The withdrawal of France from Indochina and the creation under the subsequent Geneva accords of the communist state of North Vietnam left a military void in the Indochinese Peninsula that the US considered dangerous. The US Congress then authorized a massive increase in the American presence in democratic South Korea. Thus began the conflict that history has come to know as the Korean War.

American marines dramatically waded ashore along South Vietnam’s coast in 1965; exactly ten years later the US withdrew all its personnel from South Vietnam’s capital, Saigon in manifestation of Washington’s realization that America’s might could not beat the black-pajamas-clad Vietcong. After defeating France, North Vietnam had now defeated another major power.

But the US and France were not the only powers that the Vietnamese had successfully challenged. Historically the Chinese Empire had coveted Vietnam’s northernmost provinces, and China and Vietnam had fought each other from time to time over those areas. The last skirmish between the two countries, which took place in 1979, ended in a standoff.

The Vietnamese-Chinese antagonism has shifted from land to sea, and Vietnam is one of the oppositors of China’s nine-dash-line claim, which in 2016 was declared void by the UN-supported Permanent Court of Administration. A clash between the Chinese and Vietnamese navies took place several years ago on the issue of Vietnam’s claim.

Vietnam’s achievements in the field of economics are no less deserving of admiration. After the cessation of US support for the erstwhile government of South Vietnam, the victorious forces of Ho Chi Minh realized that they had an enormous reconstruction and economic-development job to do, and they quickly embarked on a program designed to create a strong modern Vietnamese state.
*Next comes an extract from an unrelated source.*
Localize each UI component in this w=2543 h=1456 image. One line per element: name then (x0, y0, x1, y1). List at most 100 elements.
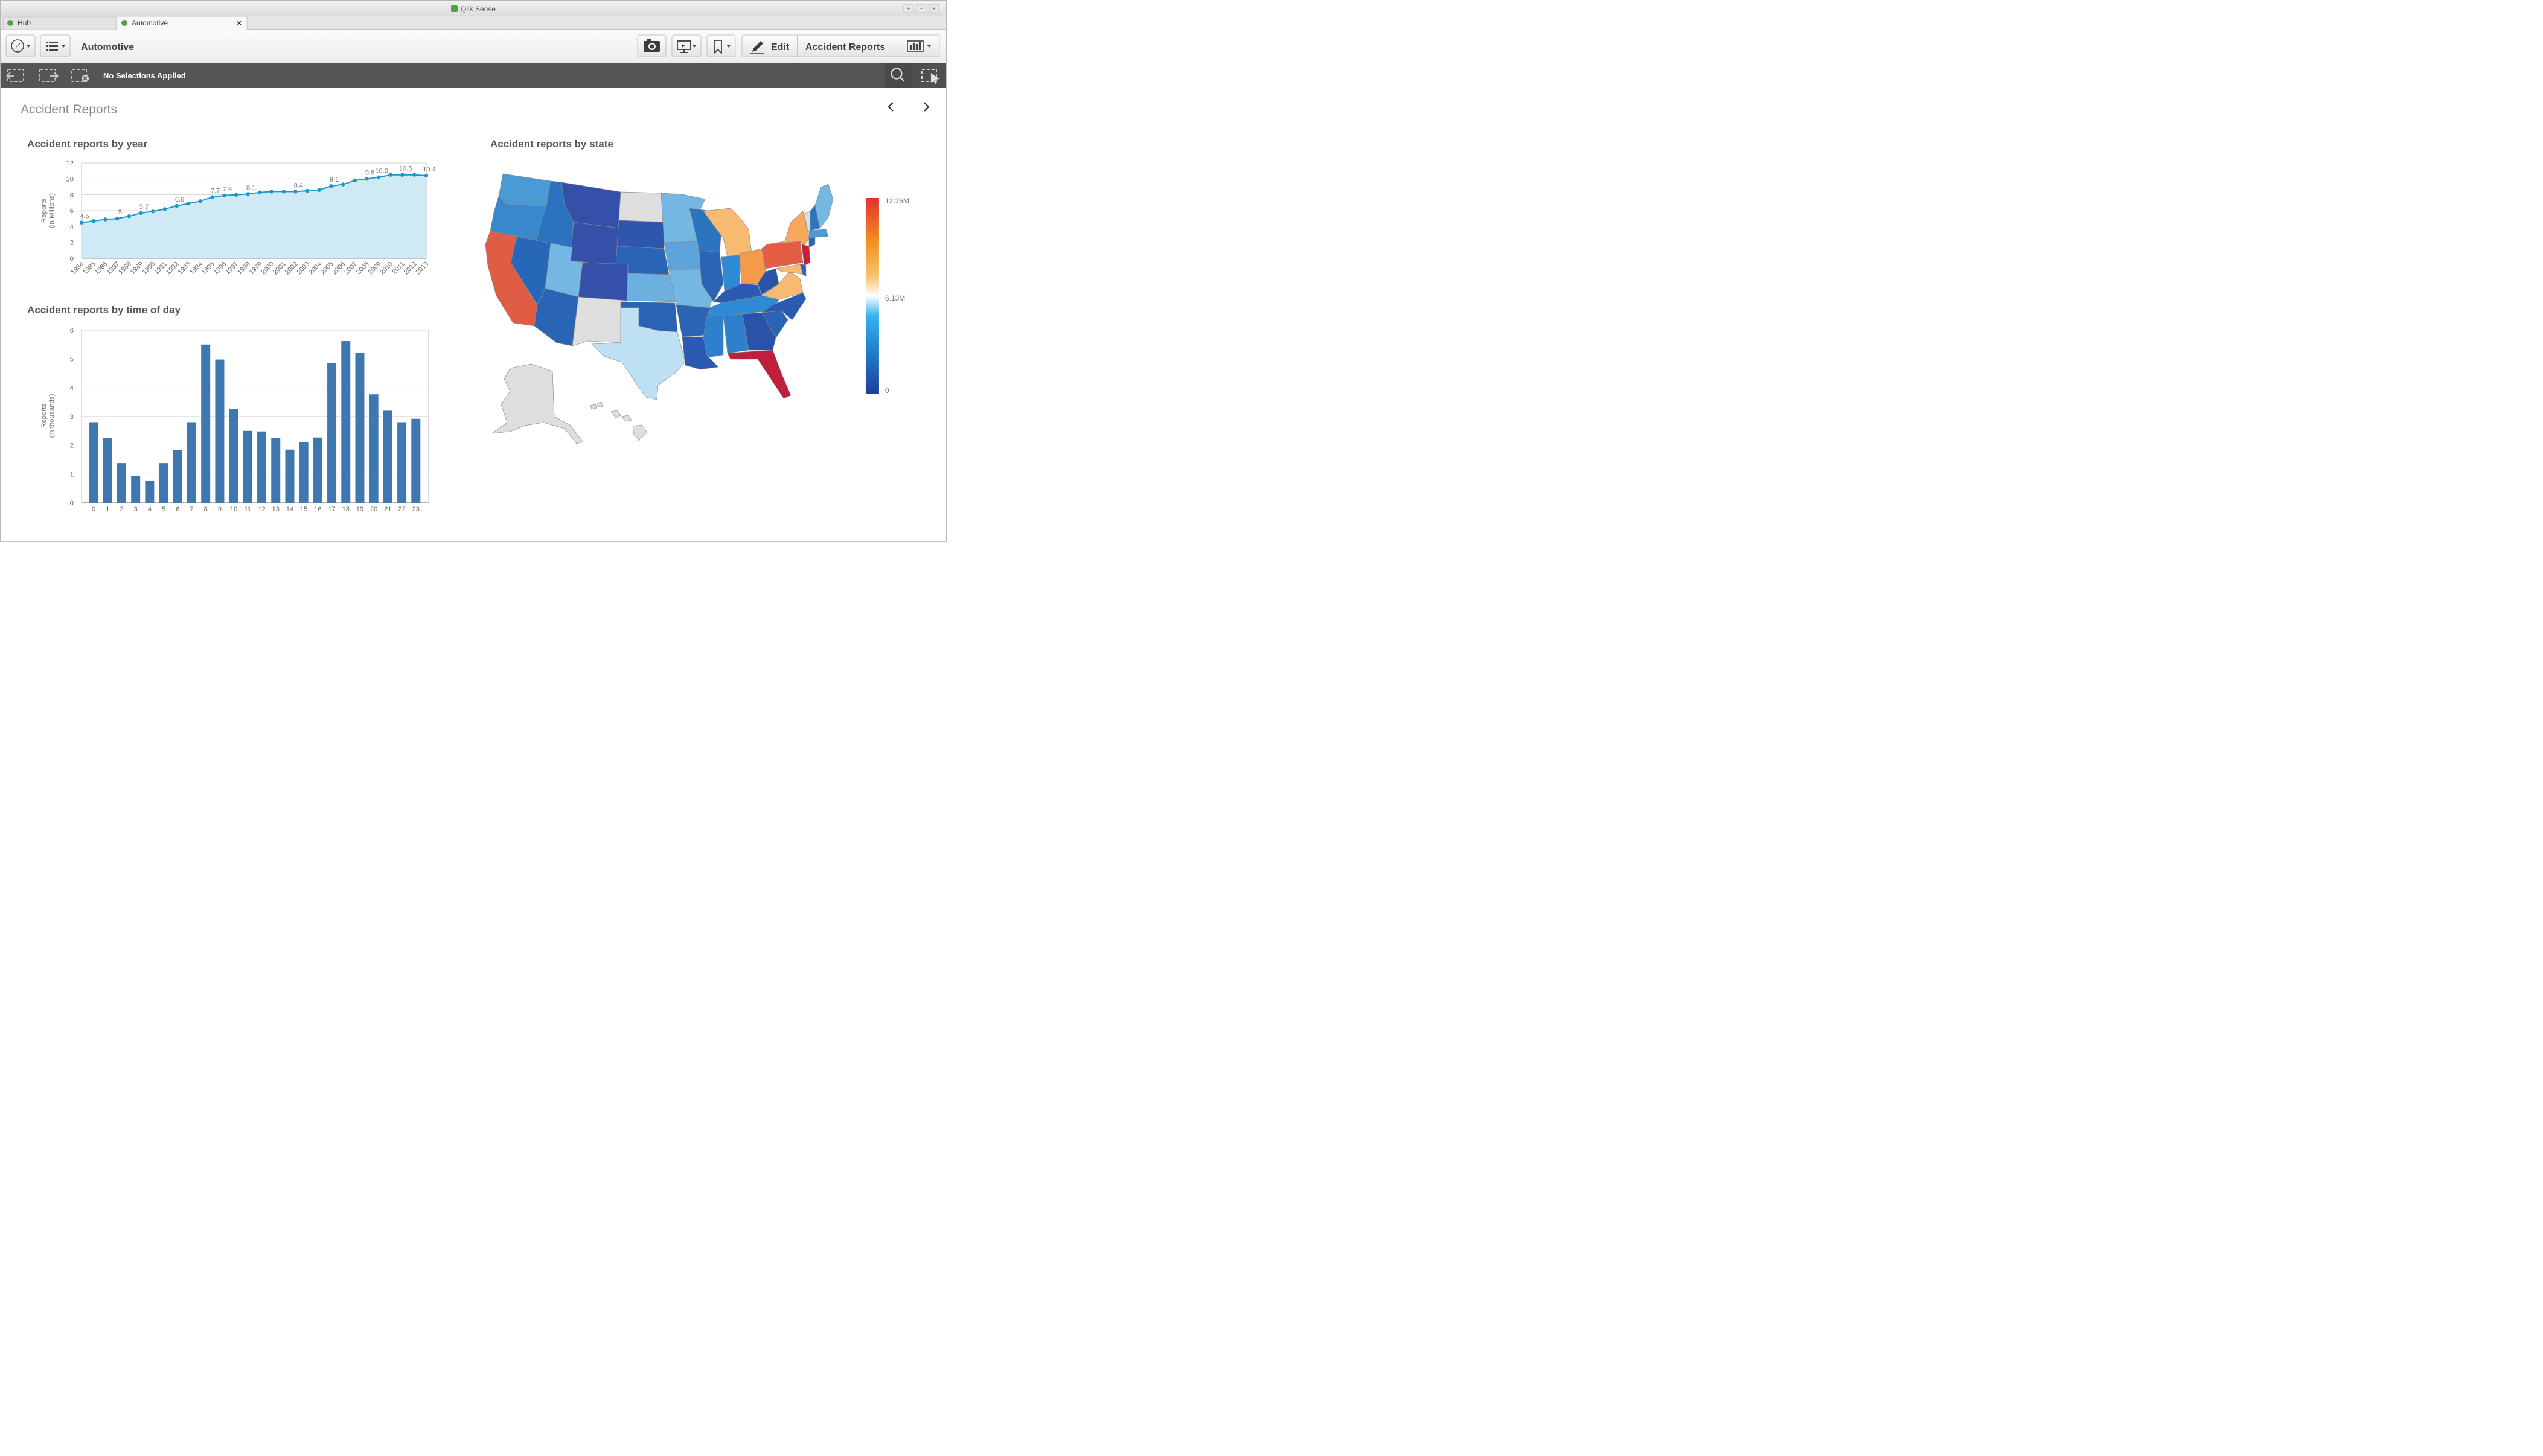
data-point[interactable] (79, 220, 84, 225)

Ho Chi Minh and the Vietnamese communist party moved to minimize corruption, improve the bureaucracy, rebuild the nation’s infrastructure, open the door to investments, encourage entrepreneurship and provide support to agriculture.

Today Vietnam is arguably the rising star of the Association of Southeast Asian Nations (ASEAN). With a population of 94 million and a per capita income of $6,925, it has one of ASEAN’s highest growth rates and is one of the largest ASEAN recipients of FDI (foreign direct investment). Not at all bad for a country that was almost bombed to hell four decades earlier.

A further Vietnamese achievement that is worthy of admiration came into being only recently. Towards the close of the 50th ASEAN anniversary meeting, Vietnam, against the opposition of all the other ASEAN members—except, possibly, Singapore —insisted on the inclusion in the final communiqué of references to China’s “militarization of the South China Sea” and China’s land reclamation activity in that highly controversial body of water. One of the foremost oppositors was the Philippines, ironically, the anniversary host, which under the Duterte administration, has been highly fearful of offending China. Vietnam was adamant on the inclusion of its suggested wording, and it got its way.

For all these reasons, I say, Bravo, Vietnam.